CIO — If there’s one thing that CIOs agree on, it’s maintenance fees. They’re a great value for the money; the upgrades that the fees entitle you to provide the right solution at the right time. In fact, most CIOs write that yearly check with a smile.

And pigs fly. CIOs put maintenance fees in the same category as death and taxes—dreaded yet unavoidable. Licensing a piece of software buys you only the right to use it; if your organization wants support, upgrades and patches, vendors demand an additional annual fee in the ballpark of 17 percent to 20 percent of the up-front cost. A company that purchased a million-dollar ERP package, for example, could pay $200,000 for maintenance every year. Well, that’s $200,000 for the first year of the contract, really, since rates often increase as the contract wears on. "We always have the 3 percent updraft, kind of a cost-of-living increase on all maintenance fees," said Mark Ain, CEO of Kronos, in a conference call discussing his company’s fourth-quarter results for 2002. Ain was explaining to financial analysts that the HR systems manufacturer’s revenue stream would grow every year because Kronos’s customers had no choice but to pay those fees.

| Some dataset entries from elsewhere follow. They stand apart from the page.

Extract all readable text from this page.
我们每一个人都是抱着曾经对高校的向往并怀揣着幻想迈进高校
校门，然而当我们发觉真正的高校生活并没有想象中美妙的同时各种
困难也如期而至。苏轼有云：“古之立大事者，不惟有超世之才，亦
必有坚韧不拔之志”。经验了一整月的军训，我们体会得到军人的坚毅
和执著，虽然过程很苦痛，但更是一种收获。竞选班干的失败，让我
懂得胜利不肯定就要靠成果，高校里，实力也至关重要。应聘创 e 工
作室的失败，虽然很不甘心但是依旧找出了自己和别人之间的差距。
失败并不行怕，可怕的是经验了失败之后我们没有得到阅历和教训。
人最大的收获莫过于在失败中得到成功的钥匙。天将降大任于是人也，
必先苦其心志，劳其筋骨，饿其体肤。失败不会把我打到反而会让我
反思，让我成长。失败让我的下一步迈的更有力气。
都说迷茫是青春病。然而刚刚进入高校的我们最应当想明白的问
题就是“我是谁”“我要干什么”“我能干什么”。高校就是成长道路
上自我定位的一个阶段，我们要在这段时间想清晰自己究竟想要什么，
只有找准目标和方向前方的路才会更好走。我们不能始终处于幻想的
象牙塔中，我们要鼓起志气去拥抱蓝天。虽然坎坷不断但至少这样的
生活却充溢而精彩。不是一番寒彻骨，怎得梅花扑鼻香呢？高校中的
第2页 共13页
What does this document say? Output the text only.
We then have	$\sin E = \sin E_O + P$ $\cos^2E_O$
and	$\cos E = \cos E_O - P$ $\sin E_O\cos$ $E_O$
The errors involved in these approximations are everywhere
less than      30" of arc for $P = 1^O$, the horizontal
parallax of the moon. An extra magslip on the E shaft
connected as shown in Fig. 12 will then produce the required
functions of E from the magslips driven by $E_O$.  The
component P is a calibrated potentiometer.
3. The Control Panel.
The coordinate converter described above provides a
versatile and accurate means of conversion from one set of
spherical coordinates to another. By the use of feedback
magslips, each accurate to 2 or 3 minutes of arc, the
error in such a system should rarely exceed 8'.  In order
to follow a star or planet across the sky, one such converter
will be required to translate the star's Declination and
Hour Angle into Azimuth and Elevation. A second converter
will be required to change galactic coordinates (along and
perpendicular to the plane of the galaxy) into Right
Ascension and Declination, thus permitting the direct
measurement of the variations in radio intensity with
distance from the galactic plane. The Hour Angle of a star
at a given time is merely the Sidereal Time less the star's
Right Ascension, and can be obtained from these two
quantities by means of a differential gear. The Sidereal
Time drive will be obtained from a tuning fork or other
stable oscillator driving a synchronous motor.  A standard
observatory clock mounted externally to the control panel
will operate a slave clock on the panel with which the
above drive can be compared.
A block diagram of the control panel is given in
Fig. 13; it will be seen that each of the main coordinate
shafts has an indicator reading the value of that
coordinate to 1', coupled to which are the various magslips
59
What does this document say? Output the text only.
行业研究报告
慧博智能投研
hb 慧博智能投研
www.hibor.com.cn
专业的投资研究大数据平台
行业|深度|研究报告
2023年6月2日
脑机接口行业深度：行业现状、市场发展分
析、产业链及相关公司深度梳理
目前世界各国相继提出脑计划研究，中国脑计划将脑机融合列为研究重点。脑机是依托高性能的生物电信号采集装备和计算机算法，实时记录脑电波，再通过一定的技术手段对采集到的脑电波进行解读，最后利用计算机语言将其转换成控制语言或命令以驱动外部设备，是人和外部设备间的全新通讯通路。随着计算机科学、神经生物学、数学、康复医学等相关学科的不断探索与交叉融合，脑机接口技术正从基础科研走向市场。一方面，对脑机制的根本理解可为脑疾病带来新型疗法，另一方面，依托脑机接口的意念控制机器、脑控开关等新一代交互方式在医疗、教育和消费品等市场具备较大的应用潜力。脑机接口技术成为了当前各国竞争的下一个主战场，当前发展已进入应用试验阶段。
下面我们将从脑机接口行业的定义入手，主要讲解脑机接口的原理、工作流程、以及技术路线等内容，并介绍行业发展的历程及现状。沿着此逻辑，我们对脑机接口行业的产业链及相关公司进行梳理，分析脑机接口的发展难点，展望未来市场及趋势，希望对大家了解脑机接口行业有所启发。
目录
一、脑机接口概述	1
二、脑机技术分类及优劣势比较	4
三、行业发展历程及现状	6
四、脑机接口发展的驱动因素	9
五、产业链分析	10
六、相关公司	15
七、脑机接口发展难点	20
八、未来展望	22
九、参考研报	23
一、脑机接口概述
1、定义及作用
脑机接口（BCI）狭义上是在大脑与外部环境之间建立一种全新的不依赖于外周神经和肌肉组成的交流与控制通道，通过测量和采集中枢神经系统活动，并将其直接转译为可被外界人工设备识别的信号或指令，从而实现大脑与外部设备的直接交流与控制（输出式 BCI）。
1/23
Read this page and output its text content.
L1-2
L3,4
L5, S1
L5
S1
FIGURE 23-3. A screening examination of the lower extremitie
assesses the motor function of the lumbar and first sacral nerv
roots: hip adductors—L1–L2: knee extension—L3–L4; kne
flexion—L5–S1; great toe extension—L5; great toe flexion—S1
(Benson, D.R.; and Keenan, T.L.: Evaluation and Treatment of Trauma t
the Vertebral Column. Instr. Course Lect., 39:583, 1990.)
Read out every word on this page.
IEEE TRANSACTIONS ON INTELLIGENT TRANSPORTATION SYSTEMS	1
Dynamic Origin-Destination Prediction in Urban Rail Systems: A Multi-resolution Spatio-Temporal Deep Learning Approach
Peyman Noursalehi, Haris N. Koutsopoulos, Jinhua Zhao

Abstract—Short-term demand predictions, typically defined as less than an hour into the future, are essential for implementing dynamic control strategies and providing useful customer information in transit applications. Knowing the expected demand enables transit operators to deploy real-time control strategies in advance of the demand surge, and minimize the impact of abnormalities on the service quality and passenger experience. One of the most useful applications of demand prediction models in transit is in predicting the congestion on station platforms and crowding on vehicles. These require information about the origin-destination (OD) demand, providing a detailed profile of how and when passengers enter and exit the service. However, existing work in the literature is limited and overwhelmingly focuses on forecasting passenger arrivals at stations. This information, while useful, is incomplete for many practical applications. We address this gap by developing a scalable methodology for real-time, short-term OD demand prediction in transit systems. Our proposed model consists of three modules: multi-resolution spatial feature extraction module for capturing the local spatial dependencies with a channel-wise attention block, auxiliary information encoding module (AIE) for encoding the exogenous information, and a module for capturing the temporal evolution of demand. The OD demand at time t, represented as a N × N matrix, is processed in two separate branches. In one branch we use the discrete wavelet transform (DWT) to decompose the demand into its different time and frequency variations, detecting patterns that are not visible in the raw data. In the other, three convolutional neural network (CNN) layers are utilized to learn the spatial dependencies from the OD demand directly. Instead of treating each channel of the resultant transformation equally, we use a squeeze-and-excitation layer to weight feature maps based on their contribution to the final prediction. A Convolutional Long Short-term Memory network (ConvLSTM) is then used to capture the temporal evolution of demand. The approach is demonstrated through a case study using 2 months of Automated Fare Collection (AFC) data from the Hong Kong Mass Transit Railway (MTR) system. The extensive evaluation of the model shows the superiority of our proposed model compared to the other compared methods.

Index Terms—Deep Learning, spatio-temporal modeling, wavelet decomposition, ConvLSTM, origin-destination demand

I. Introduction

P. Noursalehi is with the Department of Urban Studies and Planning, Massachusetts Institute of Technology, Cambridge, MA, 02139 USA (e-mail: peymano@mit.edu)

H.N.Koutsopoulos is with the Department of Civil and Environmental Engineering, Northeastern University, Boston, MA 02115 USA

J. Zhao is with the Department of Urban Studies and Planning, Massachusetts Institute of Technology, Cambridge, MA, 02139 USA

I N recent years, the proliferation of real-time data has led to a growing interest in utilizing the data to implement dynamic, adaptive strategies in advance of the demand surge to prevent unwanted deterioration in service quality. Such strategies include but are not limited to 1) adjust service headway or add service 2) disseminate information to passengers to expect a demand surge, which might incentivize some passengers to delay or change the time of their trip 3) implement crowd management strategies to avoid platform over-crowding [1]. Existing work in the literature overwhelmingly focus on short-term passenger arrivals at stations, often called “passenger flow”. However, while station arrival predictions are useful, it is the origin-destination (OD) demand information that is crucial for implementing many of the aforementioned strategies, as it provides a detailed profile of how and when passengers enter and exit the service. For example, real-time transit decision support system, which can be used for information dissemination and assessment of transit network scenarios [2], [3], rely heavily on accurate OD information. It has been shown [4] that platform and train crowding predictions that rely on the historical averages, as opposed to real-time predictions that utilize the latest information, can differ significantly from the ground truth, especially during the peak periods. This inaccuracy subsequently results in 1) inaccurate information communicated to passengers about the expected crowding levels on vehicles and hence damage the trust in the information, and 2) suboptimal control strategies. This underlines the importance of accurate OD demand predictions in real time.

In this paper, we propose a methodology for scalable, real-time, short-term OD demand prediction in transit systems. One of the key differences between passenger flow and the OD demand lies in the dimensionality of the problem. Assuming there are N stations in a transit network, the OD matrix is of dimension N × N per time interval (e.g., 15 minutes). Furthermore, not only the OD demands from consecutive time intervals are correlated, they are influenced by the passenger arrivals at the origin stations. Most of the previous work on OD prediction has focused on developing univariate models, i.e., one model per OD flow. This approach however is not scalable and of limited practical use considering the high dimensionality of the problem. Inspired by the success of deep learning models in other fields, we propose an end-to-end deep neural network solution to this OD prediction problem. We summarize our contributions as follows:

It’s precisely that attitude that makes CIOs feel they’re being taken advantage of. "I don’t want to go to an extreme and call it extortion," says Doron Cohen, senior vice president and CIO of Canada Life Financial, searching for the right word to express his frustration. But he does, after an extra minute of stewing hardens his conviction. "I’m looking at extortion money, and I’m not happy about it," he says.

"Very often the focus of the people buying is more on ’How much do I have to buy, and What kind of discount can I get?’" says Scott Rosenberg, whose Leonia, N.J.-based company, Miro Consulting, specializes in helping companies negotiate contracts with Oracle. "There’s less focus on ’Now that we have gotten married, what is that marriage going to be like?’"

Until now. The frustration over maintenance fees has taught CIOs to focus on the terms that will shape the vendor-customer relationship before entering into a deal. While in the past those fees have been nonnegotiable, CIOs’ recent insistence on working out favorable terms—combined with the slumping economy—has changed that. They are negotiating better terms up front, renegotiating midcontract and, in some cases, running software without maintenance.

The Problems with Vendors

The problems start with the term maintenance fee, which implies that it covers help desk calls, tech support and other such expenses. The truth, however, is that most of the benefits to a user company are indirect. Twenty percent to 50 percent of the maintenance fees collected by the top 10 major ERP vendors actually go toward the development of future releases, according to a 2002 AMR Research survey of those companies. In this regard, "maintenance" is a misnomer, since the fees represent a steady source of income for software vendors. The annual payment helps them make projections and balance their budgets, both bottom-line boons. Furthermore, annual fees keep the licensing cost artificially low; if vendors charged for support and R&D costs up front, software would be prohibitive for all but the wealthiest of organizations.